[PATCH v5 0/7] arm64: efi: leave MMU and caches on at boot

Ard Biesheuvel ardb at kernel.org
Sat Nov 26 06:16:07 PST 2022


On Tue, 15 Nov 2022 at 12:31, Will Deacon <will at kernel.org> wrote:
>
> On Tue, Nov 15, 2022 at 12:21:55PM +0100, Ard Biesheuvel wrote:
> > On Tue, 15 Nov 2022 at 12:17, Will Deacon <will at kernel.org> wrote:
> > >
> > > On Fri, Nov 11, 2022 at 05:36:19PM +0000, Mark Rutland wrote:
> > > > On Tue, Nov 08, 2022 at 07:21:57PM +0100, Ard Biesheuvel wrote:
> > > > > The purpose of this series is to remove any explicit cache maintenance
> > > > > for coherency during early boot that becomes unnecessary if we simply
> > > > > retain the cacheable 1:1 mapping of all of system RAM provided by EFI,
> > > > > and use it to populate the ID map page tables. After setting up this
> > > > > preliminary ID map, we disable the MMU, drop to EL1, reprogram the MAIR,
> > > > > TCR and SCTLR registers as before, and proceed as usual, avoiding the
> > > > > need for any manipulations of memory while the MMU and caches are off.
> > > > >
> > > > > The only properties of the firmware provided 1:1 map we rely on is that
> > > > > it does not require any explicit cache maintenance for coherency, and
> > > > > that it covers the entire memory footprint of the image, including the
> > > > > BSS and padding at the end - all else is under control of the kernel
> > > > > itself, as before.
> > > >
> > > > As a high-level thing, I'm still very much not keen on entering the kernel with
> > > > the MMU on.
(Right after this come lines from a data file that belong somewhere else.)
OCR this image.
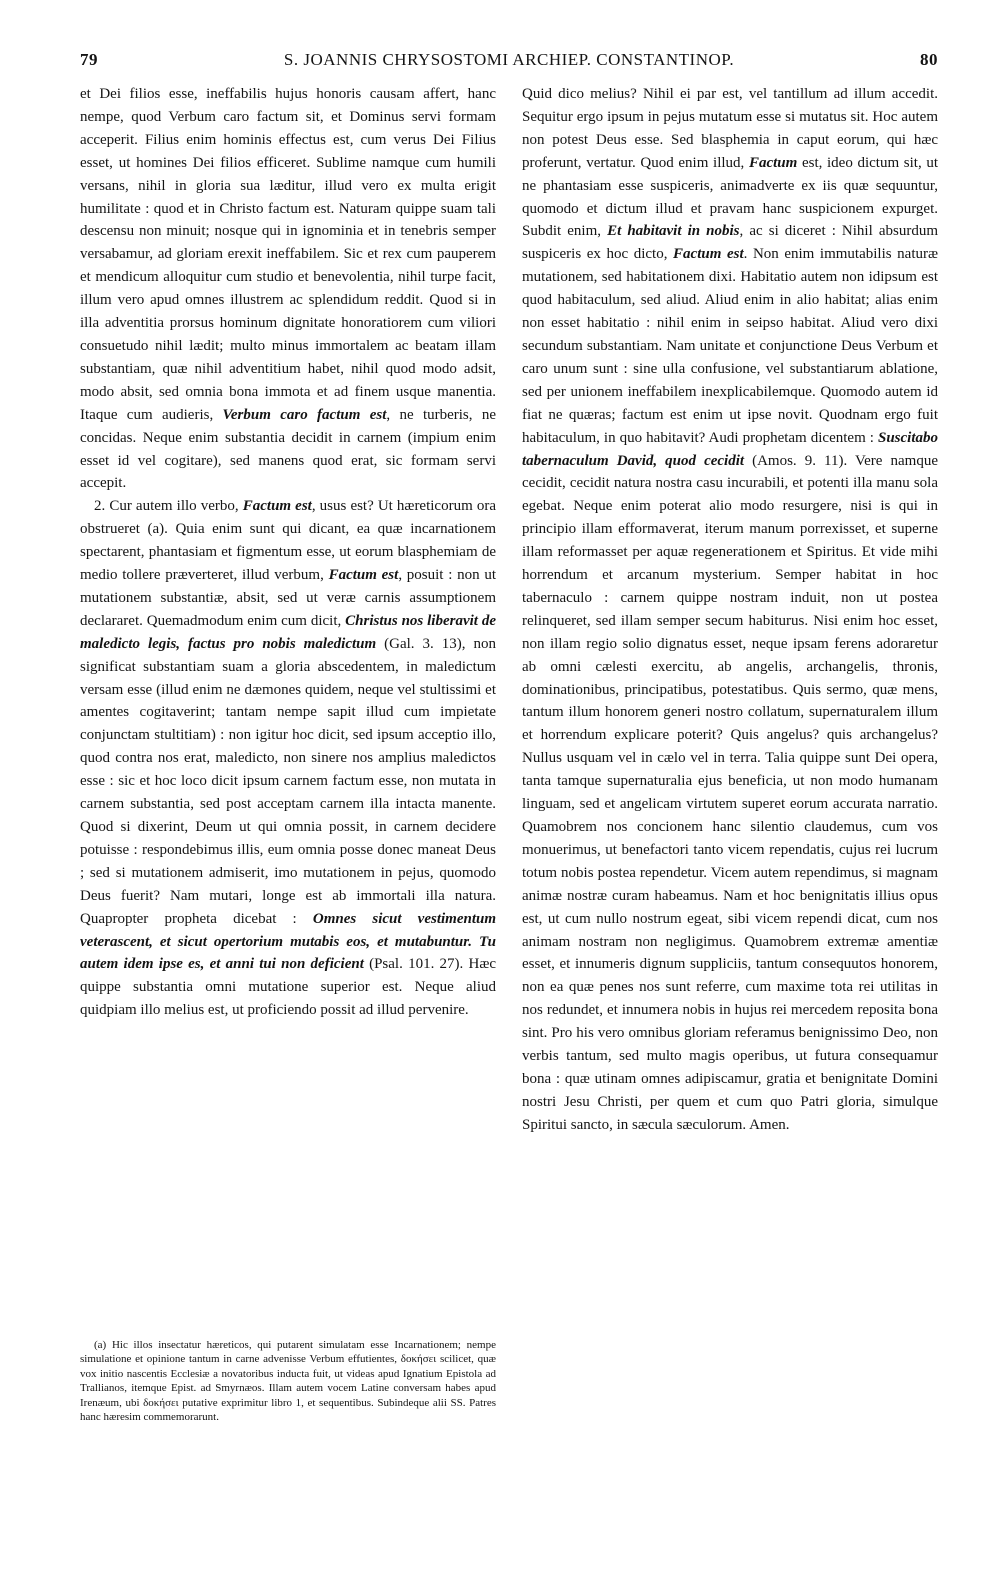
79	S. JOANNIS CHRYSOSTOMI ARCHIEP. CONSTANTINOP.	80

et Dei filios esse, ineffabilis hujus honoris causam affert, hanc nempe, quod Verbum caro factum sit, et Dominus servi formam acceperit. Filius enim hominis effectus est, cum verus Dei Filius esset, ut homines Dei filios efficeret. Sublime namque cum humili versans, nihil in gloria sua læditur, illud vero ex multa erigit humilitate : quod et in Christo factum est. Naturam quippe suam tali descensu non minuit; nosque qui in ignominia et in tenebris semper versabamur, ad gloriam erexit ineffabilem. Sic et rex cum pauperem et mendicum alloquitur cum studio et benevolentia, nihil turpe facit, illum vero apud omnes illustrem ac splendidum reddit. Quod si in illa adventitia prorsus hominum dignitate honoratiorem cum viliori consuetudo nihil lædit; multo minus immortalem ac beatam illam substantiam, quæ nihil adventitium habet, nihil quod modo adsit, modo absit, sed omnia bona immota et ad finem usque manentia. Itaque cum audieris, Verbum caro factum est, ne turberis, ne concidas. Neque enim substantia decidit in carnem (impium enim esset id vel cogitare), sed manens quod erat, sic formam servi accepit.

2. Cur autem illo verbo, Factum est, usus est? Ut hæreticorum ora obstrueret (a). Quia enim sunt qui dicant, ea quæ incarnationem spectarent, phantasiam et figmentum esse, ut eorum blasphemiam de medio tollere præverteret, illud verbum, Factum est, posuit : non ut mutationem substantiæ, absit, sed ut veræ carnis assumptionem declararet. Quemadmodum enim cum dicit, Christus nos liberavit de maledicto legis, factus pro nobis maledictum (Gal. 3. 13), non significat substantiam suam a gloria abscedentem, in maledictum versam esse (illud enim ne dæmones quidem, neque vel stultissimi et amentes cogitaverint; tantam nempe sapit illud cum impietate conjunctam stultitiam) : non igitur hoc dicit, sed ipsum acceptio illo, quod contra nos erat, maledicto, non sinere nos amplius maledictos esse : sic et hoc loco dicit ipsum carnem factum esse, non mutata in carnem substantia, sed post acceptam carnem illa intacta manente. Quod si dixerint, Deum ut qui omnia possit, in carnem decidere potuisse : respondebimus illis, eum omnia posse donec maneat Deus ; sed si mutationem admiserit, imo mutationem in pejus, quomodo Deus fuerit? Nam mutari, longe est ab immortali illa natura. Quapropter propheta dicebat : Omnes sicut vestimentum veterascent, et sicut opertorium mutabis eos, et mutabuntur. Tu autem idem ipse es, et anni tui non deficient (Psal. 101. 27). Hæc quippe substantia omni mutatione superior est. Neque aliud quidpiam illo melius est, ut proficiendo possit ad illud pervenire.

(a) Hic illos insectatur hæreticos, qui putarent simulatam esse Incarnationem; nempe simulatione et opinione tantum in carne advenisse Verbum effutientes, δοκήσει scilicet, quæ vox initio nascentis Ecclesiæ a novatoribus inducta fuit, ut videas apud Ignatium Epistola ad Trallianos, itemque Epist. ad Smyrnæos. Illam autem vocem Latine conversam habes apud Irenæum, ubi δοκήσει putative exprimitur libro 1, et sequentibus. Subindeque alii SS. Patres hanc hæresim commemorarunt.

Quid dico melius? Nihil ei par est, vel tantillum ad illum accedit. Sequitur ergo ipsum in pejus mutatum esse si mutatus sit. Hoc autem non potest Deus esse. Sed blasphemia in caput eorum, qui hæc proferunt, vertatur. Quod enim illud, Factum est, ideo dictum sit, ut ne phantasiam esse suspiceris, animadverte ex iis quæ sequuntur, quomodo et dictum illud et pravam hanc suspicionem expurget. Subdit enim, Et habitavit in nobis, ac si diceret : Nihil absurdum suspiceris ex hoc dicto, Factum est. Non enim immutabilis naturæ mutationem, sed habitationem dixi. Habitatio autem non idipsum est quod habitaculum, sed aliud. Aliud enim in alio habitat; alias enim non esset habitatio : nihil enim in seipso habitat. Aliud vero dixi secundum substantiam. Nam unitate et conjunctione Deus Verbum et caro unum sunt : sine ulla confusione, vel substantiarum ablatione, sed per unionem ineffabilem inexplicabilemque. Quomodo autem id fiat ne quæras; factum est enim ut ipse novit. Quodnam ergo fuit habitaculum, in quo habitavit? Audi prophetam dicentem : Suscitabo tabernaculum David, quod cecidit (Amos. 9. 11). Vere namque cecidit, cecidit natura nostra casu incurabili, et potenti illa manu sola egebat. Neque enim poterat alio modo resurgere, nisi is qui in principio illam efformaverat, iterum manum porrexisset, et superne illam reformasset per aquæ regenerationem et Spiritus. Et vide mihi horrendum et arcanum mysterium. Semper habitat in hoc tabernaculo : carnem quippe nostram induit, non ut postea relinqueret, sed illam semper secum habiturus. Nisi enim hoc esset, non illam regio solio dignatus esset, neque ipsam ferens adoraretur ab omni cælesti exercitu, ab angelis, archangelis, thronis, dominationibus, principatibus, potestatibus. Quis sermo, quæ mens, tantum illum honorem generi nostro collatum, supernaturalem illum et horrendum explicare poterit? Quis angelus? quis archangelus? Nullus usquam vel in cælo vel in terra. Talia quippe sunt Dei opera, tanta tamque supernaturalia ejus beneficia, ut non modo humanam linguam, sed et angelicam virtutem superet eorum accurata narratio. Quamobrem nos concionem hanc silentio claudemus, cum vos monuerimus, ut benefactori tanto vicem rependatis, cujus rei lucrum totum nobis postea rependetur. Vicem autem rependimus, si magnam animæ nostræ curam habeamus. Nam et hoc benignitatis illius opus est, ut cum nullo nostrum egeat, sibi vicem rependi dicat, cum nos animam nostram non negligimus. Quamobrem extremæ amentiæ esset, et innumeris dignum suppliciis, tantum consequutos honorem, non ea quæ penes nos sunt referre, cum maxime tota rei utilitas in nos redundet, et innumera nobis in hujus rei mercedem reposita bona sint. Pro his vero omnibus gloriam referamus benignissimo Deo, non verbis tantum, sed multo magis operibus, ut futura consequamur bona : quæ utinam omnes adipiscamur, gratia et benignitate Domini nostri Jesu Christi, per quem et cum quo Patri gloria, simulque Spiritui sancto, in sæcula sæculorum. Amen.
Given that we have to support booting with the MMU off for !EFI
> > > > boot (including kexec when EFI is in use), I think this makes it harder to
> > > > reason about the boot code overall (e.g. due to the conditional maintenance
> > > > added to head.S), and adds more scope for error, even if it simplifies the EFI
> > > > stub itself.
> > >
> > > As discussed offline, two things that would help the current series are:
> > >
> > >   (1) Some performance numbers comparing MMU off vs MMU on boot
> > >

Finally got around to measuring this - I lost access to my TX2 machine
for a couple of days during the past week,

With the patch below applied to mainline, I measure ~6 ms spent
cleaning the entire image to the PoC (which is the bulk of it) and
subsequently populating the initial ID map and activating it.

This drops to about 0.6 ms with my changes applied. This is unlikely
to ever matter in practice, perhaps, but I will note that booting a VM
in EFI mode using Tianocore/EDK2 from the point where KVM clears the
counter to the point where we start user space can be done (on the
same machine) in 500-700 ms so it is not entirely insignificant
either.

I could try and measure it on bare metal as well, but I suppose that
launch times are even less relevant there so I didn't bother.